Knowing you're on the verge of some kind of profound change, but not knowing what that change is going to be or how it will play out can be madenning . . . or at least kind of unsettling.
It’s happening right now with the television news business. I’ve been working in this realm for 20 years. When I started, the wire copy spewed out of clattering mechanical wire machines. They were antiques even then; dot matrix printers were more sophisticated. The copy was fed from wire services — some downtown, some further away — printed one letter at a time on six-ply newsprint with carbon between the layers. A major story was announced when a bulletin moved and bells dinged. There was one computer in the newsroom, used for communicating with the Ottawa bureau.
Twenty years later, there are more computers in the newsrooms, and there is video on demand. But how much longer, realistically, can folks in the news business expect people in the audience to show up at the same time everyday in big enough numbers to constitute an audience that can be sold to an advertiser — or, at least, to a media buyer?
A lot of the stuff I liked about newsrooms when I started working in the business is now widely available: you can get all the wire services on your desktop. You can get the equivalent of the affiliate feeds off any news site. And the very best print outfits are offering other media. Both the New York Times and The Wall Street Journal have extensive video elements on their sites. Add the existing cable news channels — the same ones that serve as the sources for a lot of the video seen on newscasts — and there seems to be less and less reason for standard-form newscasts to exist.
And yet, CBS is spending God-knows-how-much money to hire Katie Couric (which is particularly funny given the fact that Bob Schieffer is boosting the CBS Evening News into second consistently; maybe the problem isn’t CBS, maybe the problem was Dan Rather as anchor).

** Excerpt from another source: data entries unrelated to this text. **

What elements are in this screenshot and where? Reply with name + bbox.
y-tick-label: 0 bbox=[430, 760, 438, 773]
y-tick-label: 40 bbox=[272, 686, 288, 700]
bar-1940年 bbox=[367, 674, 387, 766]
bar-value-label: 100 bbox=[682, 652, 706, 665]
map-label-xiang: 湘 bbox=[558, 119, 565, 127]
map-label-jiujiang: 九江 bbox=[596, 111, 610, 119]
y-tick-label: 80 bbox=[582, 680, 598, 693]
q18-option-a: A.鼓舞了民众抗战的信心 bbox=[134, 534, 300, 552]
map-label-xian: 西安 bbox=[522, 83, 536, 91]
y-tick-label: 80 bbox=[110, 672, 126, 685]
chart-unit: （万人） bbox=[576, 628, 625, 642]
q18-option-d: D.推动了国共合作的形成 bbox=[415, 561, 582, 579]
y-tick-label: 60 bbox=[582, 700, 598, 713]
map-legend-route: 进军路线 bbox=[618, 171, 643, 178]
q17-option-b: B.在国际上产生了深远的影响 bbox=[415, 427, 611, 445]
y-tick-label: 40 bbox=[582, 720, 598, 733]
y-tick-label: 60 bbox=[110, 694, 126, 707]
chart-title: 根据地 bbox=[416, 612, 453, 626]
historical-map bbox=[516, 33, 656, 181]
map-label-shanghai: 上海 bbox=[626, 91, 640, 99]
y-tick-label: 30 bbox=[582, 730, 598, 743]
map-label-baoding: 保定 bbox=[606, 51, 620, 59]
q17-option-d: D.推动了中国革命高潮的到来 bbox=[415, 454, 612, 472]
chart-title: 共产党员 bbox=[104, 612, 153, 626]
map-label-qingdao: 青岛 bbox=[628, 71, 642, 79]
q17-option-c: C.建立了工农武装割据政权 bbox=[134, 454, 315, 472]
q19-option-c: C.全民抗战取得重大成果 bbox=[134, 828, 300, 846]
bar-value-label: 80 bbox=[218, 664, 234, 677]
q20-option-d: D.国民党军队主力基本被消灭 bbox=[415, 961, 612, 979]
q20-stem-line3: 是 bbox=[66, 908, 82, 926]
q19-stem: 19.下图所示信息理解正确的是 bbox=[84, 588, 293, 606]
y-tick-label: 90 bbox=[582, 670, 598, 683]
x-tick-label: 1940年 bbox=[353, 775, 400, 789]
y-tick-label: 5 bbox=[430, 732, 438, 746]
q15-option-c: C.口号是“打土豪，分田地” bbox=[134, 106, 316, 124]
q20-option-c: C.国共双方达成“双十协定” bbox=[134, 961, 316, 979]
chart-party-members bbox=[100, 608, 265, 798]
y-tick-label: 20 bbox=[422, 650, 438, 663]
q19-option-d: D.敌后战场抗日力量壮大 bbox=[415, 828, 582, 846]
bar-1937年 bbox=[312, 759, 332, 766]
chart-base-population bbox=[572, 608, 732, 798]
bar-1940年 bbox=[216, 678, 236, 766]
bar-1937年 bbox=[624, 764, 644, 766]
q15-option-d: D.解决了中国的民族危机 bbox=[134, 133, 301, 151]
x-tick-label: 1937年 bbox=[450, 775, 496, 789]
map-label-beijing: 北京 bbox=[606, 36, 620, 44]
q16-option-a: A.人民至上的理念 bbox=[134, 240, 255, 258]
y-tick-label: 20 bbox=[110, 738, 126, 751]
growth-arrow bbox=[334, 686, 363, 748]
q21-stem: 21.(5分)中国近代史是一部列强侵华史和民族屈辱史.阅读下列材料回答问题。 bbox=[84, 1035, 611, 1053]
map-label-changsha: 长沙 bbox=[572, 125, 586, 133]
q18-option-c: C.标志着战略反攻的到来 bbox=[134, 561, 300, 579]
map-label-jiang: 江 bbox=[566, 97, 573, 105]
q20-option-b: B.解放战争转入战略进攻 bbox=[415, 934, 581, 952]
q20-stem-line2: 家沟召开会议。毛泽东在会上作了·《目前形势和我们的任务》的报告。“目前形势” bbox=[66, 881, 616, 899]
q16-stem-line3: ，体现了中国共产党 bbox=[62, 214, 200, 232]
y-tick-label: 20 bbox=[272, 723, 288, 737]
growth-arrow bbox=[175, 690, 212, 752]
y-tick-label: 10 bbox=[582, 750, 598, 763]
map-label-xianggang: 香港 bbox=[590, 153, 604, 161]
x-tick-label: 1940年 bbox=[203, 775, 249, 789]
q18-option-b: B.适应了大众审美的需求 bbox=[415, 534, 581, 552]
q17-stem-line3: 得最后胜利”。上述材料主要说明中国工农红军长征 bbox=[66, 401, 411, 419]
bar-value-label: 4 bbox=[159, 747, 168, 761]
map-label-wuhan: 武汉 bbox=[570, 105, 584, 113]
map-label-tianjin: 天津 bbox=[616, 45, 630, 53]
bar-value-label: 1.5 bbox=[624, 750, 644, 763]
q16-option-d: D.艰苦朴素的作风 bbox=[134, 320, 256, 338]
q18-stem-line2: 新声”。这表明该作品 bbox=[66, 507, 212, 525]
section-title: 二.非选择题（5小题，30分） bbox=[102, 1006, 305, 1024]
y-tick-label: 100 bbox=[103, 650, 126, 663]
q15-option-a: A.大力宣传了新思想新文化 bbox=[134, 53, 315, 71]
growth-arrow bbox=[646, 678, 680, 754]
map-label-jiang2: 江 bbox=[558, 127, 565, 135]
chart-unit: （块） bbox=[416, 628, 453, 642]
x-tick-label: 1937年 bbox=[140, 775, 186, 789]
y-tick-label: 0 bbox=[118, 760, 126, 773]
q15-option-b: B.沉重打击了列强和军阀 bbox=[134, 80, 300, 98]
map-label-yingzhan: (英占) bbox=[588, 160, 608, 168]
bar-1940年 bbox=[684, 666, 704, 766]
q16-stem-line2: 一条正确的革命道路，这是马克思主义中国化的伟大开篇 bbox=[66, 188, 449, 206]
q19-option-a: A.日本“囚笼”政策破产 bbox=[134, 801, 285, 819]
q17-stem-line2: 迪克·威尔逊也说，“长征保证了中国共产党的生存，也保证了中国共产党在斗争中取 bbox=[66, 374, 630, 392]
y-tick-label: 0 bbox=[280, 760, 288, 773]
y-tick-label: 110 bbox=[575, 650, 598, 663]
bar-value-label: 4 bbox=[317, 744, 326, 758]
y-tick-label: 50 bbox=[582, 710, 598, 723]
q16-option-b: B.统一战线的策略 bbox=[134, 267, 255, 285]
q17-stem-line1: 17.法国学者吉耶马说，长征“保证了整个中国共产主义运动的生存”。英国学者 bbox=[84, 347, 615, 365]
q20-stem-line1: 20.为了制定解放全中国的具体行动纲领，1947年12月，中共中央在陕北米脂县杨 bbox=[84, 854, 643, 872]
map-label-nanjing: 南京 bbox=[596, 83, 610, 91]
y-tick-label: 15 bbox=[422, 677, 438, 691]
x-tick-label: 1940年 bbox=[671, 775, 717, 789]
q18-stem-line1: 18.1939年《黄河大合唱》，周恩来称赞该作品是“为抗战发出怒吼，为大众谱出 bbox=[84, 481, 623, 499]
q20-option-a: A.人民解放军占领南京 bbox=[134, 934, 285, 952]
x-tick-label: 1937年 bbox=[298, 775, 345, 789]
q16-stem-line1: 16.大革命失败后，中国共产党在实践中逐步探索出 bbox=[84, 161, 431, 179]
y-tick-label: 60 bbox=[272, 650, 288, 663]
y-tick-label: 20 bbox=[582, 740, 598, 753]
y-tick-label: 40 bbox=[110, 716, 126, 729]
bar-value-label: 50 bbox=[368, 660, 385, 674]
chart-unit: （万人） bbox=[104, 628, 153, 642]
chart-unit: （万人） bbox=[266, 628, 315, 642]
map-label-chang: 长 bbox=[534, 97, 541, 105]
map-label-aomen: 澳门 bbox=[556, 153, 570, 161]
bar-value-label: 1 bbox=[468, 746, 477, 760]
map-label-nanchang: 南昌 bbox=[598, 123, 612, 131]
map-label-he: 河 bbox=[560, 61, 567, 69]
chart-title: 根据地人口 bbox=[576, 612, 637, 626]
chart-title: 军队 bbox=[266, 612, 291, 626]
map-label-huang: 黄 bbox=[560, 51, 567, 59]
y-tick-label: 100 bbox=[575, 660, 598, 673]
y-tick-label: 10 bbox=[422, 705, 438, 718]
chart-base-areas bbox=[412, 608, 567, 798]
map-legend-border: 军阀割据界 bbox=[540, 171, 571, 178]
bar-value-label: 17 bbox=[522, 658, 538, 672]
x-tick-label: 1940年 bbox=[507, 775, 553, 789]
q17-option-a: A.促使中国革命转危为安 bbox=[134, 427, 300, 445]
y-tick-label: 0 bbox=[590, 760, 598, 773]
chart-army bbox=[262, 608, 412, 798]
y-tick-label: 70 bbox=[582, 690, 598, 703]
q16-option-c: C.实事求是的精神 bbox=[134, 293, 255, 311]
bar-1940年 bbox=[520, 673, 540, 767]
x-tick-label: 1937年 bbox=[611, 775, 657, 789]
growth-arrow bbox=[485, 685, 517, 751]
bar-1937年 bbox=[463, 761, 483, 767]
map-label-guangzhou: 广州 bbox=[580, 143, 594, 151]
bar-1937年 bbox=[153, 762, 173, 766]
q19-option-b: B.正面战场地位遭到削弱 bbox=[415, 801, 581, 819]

It’s a weird time. The future isn’t clear. But the television news business as it’s currently constituted doesn’t look like something that can last. Right now, working in a television newsroom feels kind of like working in a buggy-whip factory in 1900 or so. How much use are even the finest buggy-whips, if those horseless carriages constitute most of the traffic?

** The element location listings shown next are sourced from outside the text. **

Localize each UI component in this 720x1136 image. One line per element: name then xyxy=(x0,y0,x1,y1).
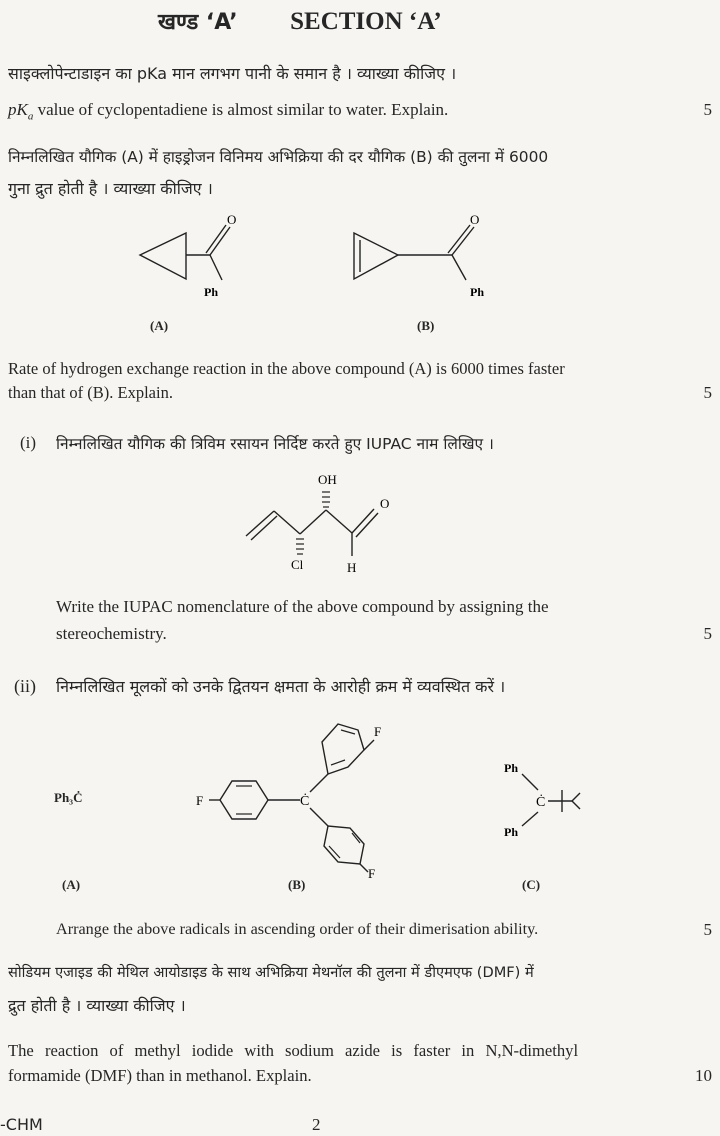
radical-a-formula: Ph₃Ċ xyxy=(54,790,83,805)
compound-b-oxygen: O xyxy=(470,212,480,227)
section-title-english: SECTION ‘A’ xyxy=(290,8,442,35)
radical-c-structure xyxy=(500,758,590,844)
section-title xyxy=(158,6,442,36)
q2-hindi-line1: निम्नलिखित यौगिक (A) में हाइड्रोजन विनिमय अभिक्रिया की दर यौगिक (B) की तुलना में 6000 xyxy=(8,148,549,166)
q4-hindi-line2: द्रुत होती है । व्याख्या कीजिए । xyxy=(8,996,186,1015)
compound-a-label: (A) xyxy=(150,318,169,333)
q3i-marks: 5 xyxy=(703,624,712,643)
q3ii-english: Arrange the above radicals in ascending order of their dimerisation ability. xyxy=(56,920,539,938)
q3ii-hindi: निम्नलिखित मूलकों को उनके द्वितयन क्षमता के आरोही क्रम में व्यवस्थित करें । xyxy=(56,677,506,696)
compound-a-ph: Ph xyxy=(204,285,219,299)
compound-b-structure xyxy=(342,212,492,302)
radical-c-ph-bottom: Ph xyxy=(504,825,519,839)
compound-structure-iupac xyxy=(238,466,408,576)
q1-hindi: साइक्लोपेन्टाडाइन का pKa मान लगभग पानी के समान है । व्याख्या कीजिए । xyxy=(8,64,457,83)
q3i-english-line1: Write the IUPAC nomenclature of the above compound by assigning the xyxy=(56,597,549,616)
iupac-h: H xyxy=(347,560,357,575)
q3ii-number: (ii) xyxy=(14,676,36,696)
iupac-oh: OH xyxy=(318,472,337,487)
q4-marks: 10 xyxy=(695,1066,712,1085)
section-title-hindi: खण्ड ‘A’ xyxy=(158,10,238,35)
iupac-cl: Cl xyxy=(291,557,304,572)
q2-english-line1: Rate of hydrogen exchange reaction in the above compound (A) is 6000 times faster xyxy=(8,359,565,378)
compound-b-label: (B) xyxy=(417,318,435,333)
q3i-english-line2: stereochemistry. xyxy=(56,624,167,643)
radical-b-f-top: F xyxy=(374,724,382,739)
q2-english-line2: than that of (B). Explain. xyxy=(8,383,173,402)
radical-b-label: (B) xyxy=(288,877,306,892)
footer-page-number: 2 xyxy=(312,1115,321,1134)
q1-english xyxy=(8,100,448,122)
q1-pk-sub: a xyxy=(27,110,34,123)
radical-a-label: (A) xyxy=(62,877,81,892)
q1-pk: pK xyxy=(8,100,28,119)
radical-c-carbon: Ċ xyxy=(536,795,546,810)
q1-marks: 5 xyxy=(703,100,712,119)
q2-hindi-line2: गुना द्रुत होती है । व्याख्या कीजिए । xyxy=(8,179,213,198)
footer-code: -CHM xyxy=(0,1115,43,1134)
q4-hindi-line1: सोडियम एजाइड की मेथिल आयोडाइड के साथ अभिक्रिया मेथनॉल की तुलना में डीएमएफ (DMF) में xyxy=(8,964,534,981)
radical-c-ph-top: Ph xyxy=(504,761,519,775)
q4-english-line2: formamide (DMF) than in methanol. Explain. xyxy=(8,1066,312,1085)
radical-b-f-left: F xyxy=(196,793,204,808)
q3i-number: (i) xyxy=(20,433,37,452)
iupac-oxygen: O xyxy=(380,496,390,511)
q3ii-marks: 5 xyxy=(703,920,712,939)
radical-b-f-bottom: F xyxy=(368,866,376,880)
compound-a-structure xyxy=(130,212,240,302)
compound-a-oxygen: O xyxy=(227,212,237,227)
radical-c-label: (C) xyxy=(522,877,541,892)
q2-marks: 5 xyxy=(703,383,712,402)
q1-english-text: value of cyclopentadiene is almost similar to water. Explain. xyxy=(33,100,449,119)
q3i-hindi: निम्नलिखित यौगिक की त्रिविम रसायन निर्दिष्ट करते हुए IUPAC नाम लिखिए । xyxy=(56,435,494,453)
radical-b-structure xyxy=(196,712,396,880)
compound-b-ph: Ph xyxy=(470,285,485,299)
radical-b-carbon: Ċ xyxy=(300,794,310,809)
q4-english-line1: The reaction of methyl iodide with sodium azide is faster in N,N-dimethyl xyxy=(8,1041,579,1060)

The strangest aspect of all this is the increasingly conservative forms that TV news hews to. You might think that if your entire business model and all your approaches are changing and changing the way your porduct is seen whether you like it or not, that maybe you might as well experiement, or find some way to make your product relevant. but that doesn't seem to be happening.

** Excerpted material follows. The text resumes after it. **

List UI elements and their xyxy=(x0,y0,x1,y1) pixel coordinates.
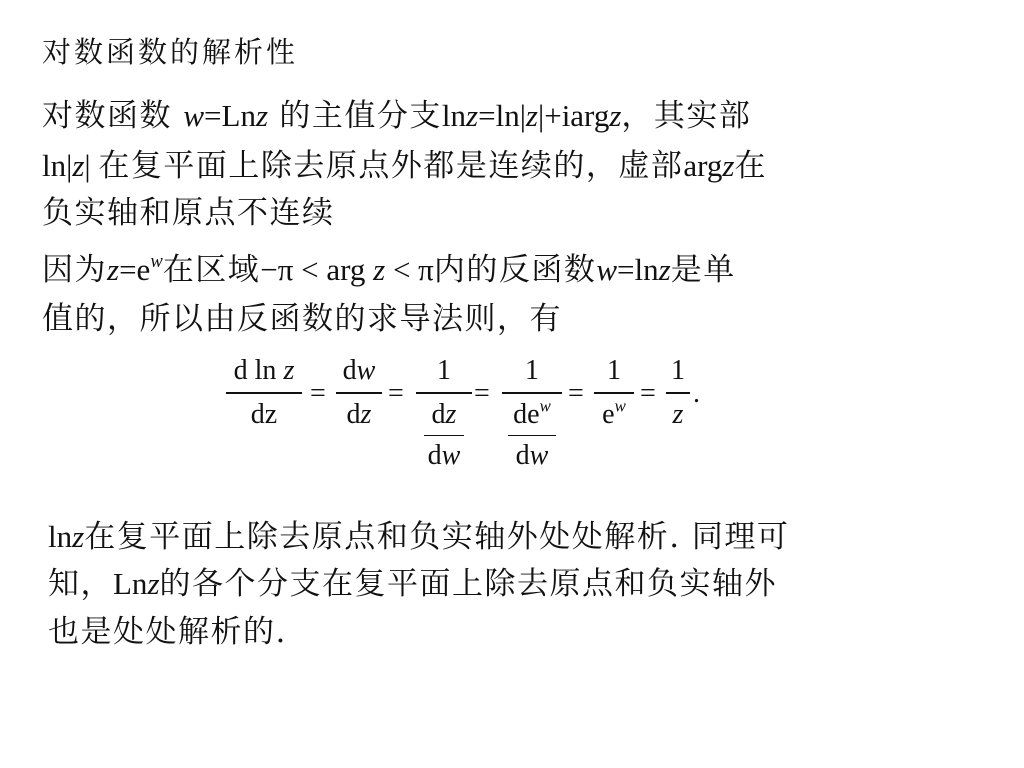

There's the other thing -- compare a current newscast with the Camel News Caravan -- the very first television news program -- and it wouldn't be substantially different. The only attempts to chaneg the form and presentation of television news in its history seem to be NBC News Overnight -- not quite a year-and-a-half. It started July 5, 1982, because that's the night, statistically, when the fewest people are watching television. The only other thing that's come close to NBC News Overnight is ABC's World News Now. Interesting that in both instances, having no money and being viewed as some necessary-but-despised obligatory duty were catalysts for creativity, for making a newscast that informed on more than just the most basic and immediate level, and that treated the audience like sentient adults.
Also, the writing seems to have been a part of the difference. And a lot of writing on television newscasts doesn't achieve that. Either it's the most basic, utilitarian wire-copy fare with its own particular quirks, cliches and bad stylistic tics ("local residents," "robbery gone wrong," "parent's worst nightmare," and, of course, "up in arms") or it's stenorian bloviation -- voice-of-God stuff . . . or at least some sort of mild hectoring from a second-string prophet -- you know the kind of thing).
Linda Ellerbee is doing great work as a documentary-maker for Nickelodeon, but would it be possible to pay her to teach people how to write for TV news? As she said about Overnight, though, she and her confederates wrote what they said. How many TV anchors do you think do that, even a little?